Roll eleven dice such that the product is prime So the problem is:
What is the probability of rolling eleven dice such that their product is prime.
The dice is numbered from 1 to 6 and there is an equal chance of getting each number.
So in order for the product to be prime, all but one of the numbers must be 1. The number that is not 1 must be either 2, 3, or 5. 
So the total number of ways that 2, 3, or 5 can be formed through multiplication is 3*11 = 33. I then divided 33 by the total number of products that can be formed, or $6^{11}$. 
My original solution yields basically the same numerical value, but I'm doubtful of it's correctness. By the binomial probability theorem, the probability of rolling a 1 ten times and a number besides 1 is
$$_{11}C_{10} \left(\frac{1}{6}\right)^{10}\left(\frac{5}{6}\right)^{1} $$
Given that the remaining number is not 1, the probability of rolling 2, 3, or 5 is $\frac{3}{5}$. Hence we multiply them together to get the probability
$$_{11}C_{10} \left(\frac{1}{6}\right)^{10}\left(\frac{5}{6}\right)^{1}\left(\frac{3}{5}\right)$$
This problem was originally a test question, but many of my peers got a different answer of
$$ \left(\frac{(3*11)}{6^{11}}\right)\left(\frac{11!}{10!}\right)$$
If their answer is correct could someone please explain to me why mines is incorrect? I would also greatly appreciate it if you could explain how to get the correct answer.
 A: As the dice are fair, it is easier to confirm your answer by approaching the problem via counting principles.
How many sequences of length 11 with entries being natural numbers 1 through 6 are there?  This will be our sample space (all base6 sequences of length 11).  By multiplication principle, we have that there are $6^{11}$ such sequences.
How many of these sequences has the product of entries in the sequence as a prime number.  As you correctly noted, this only happens if all but one of the entries is a 1 and the not-one entry is prime (2,3 or 5).  Set up a multiplication principle argument as follows:


*

*Pick the location of the not-one number (11 choices)

*Pick the prime used for the not-one number (3 choices)
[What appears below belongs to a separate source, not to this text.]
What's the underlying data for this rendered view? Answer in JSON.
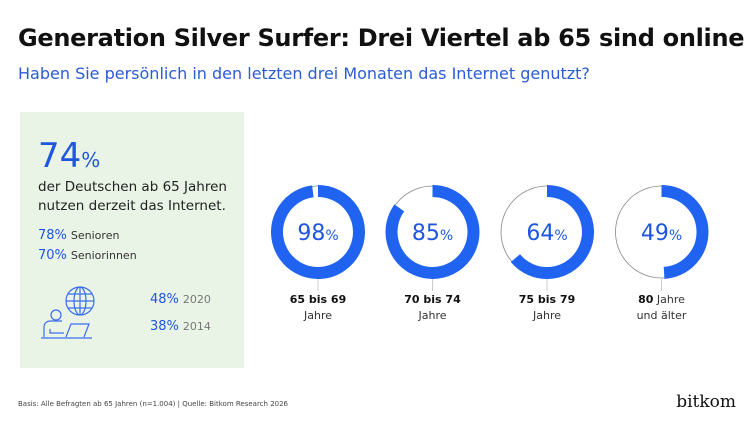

All other spaces then will be ones.  As such, there are 33 possible such sequences.
By definition of probability in an equiprobable sample space, the answer is then $\frac{3\cdot 11}{6^{11}}$

Your answer is equivalent: $~_{11}C_{10} \left(\frac{1}{6}\right)^{10}\left(\frac{5}{6}\right)^{1}\left(\frac{3}{5}\right)=11\cdot (\frac{1}{6^{10}})\cdot \frac{5}{6}\cdot \frac{3}{5} = \frac{11\cdot 3}{6^{11}}$
Their answer on the other hand, overcounts by a factor of 11.  I cannot explain where their answer comes from, but perhaps they got confused and multiplied by 11 for the location of the not-one twice (once in the fraction on the left and once in the fraction on the right).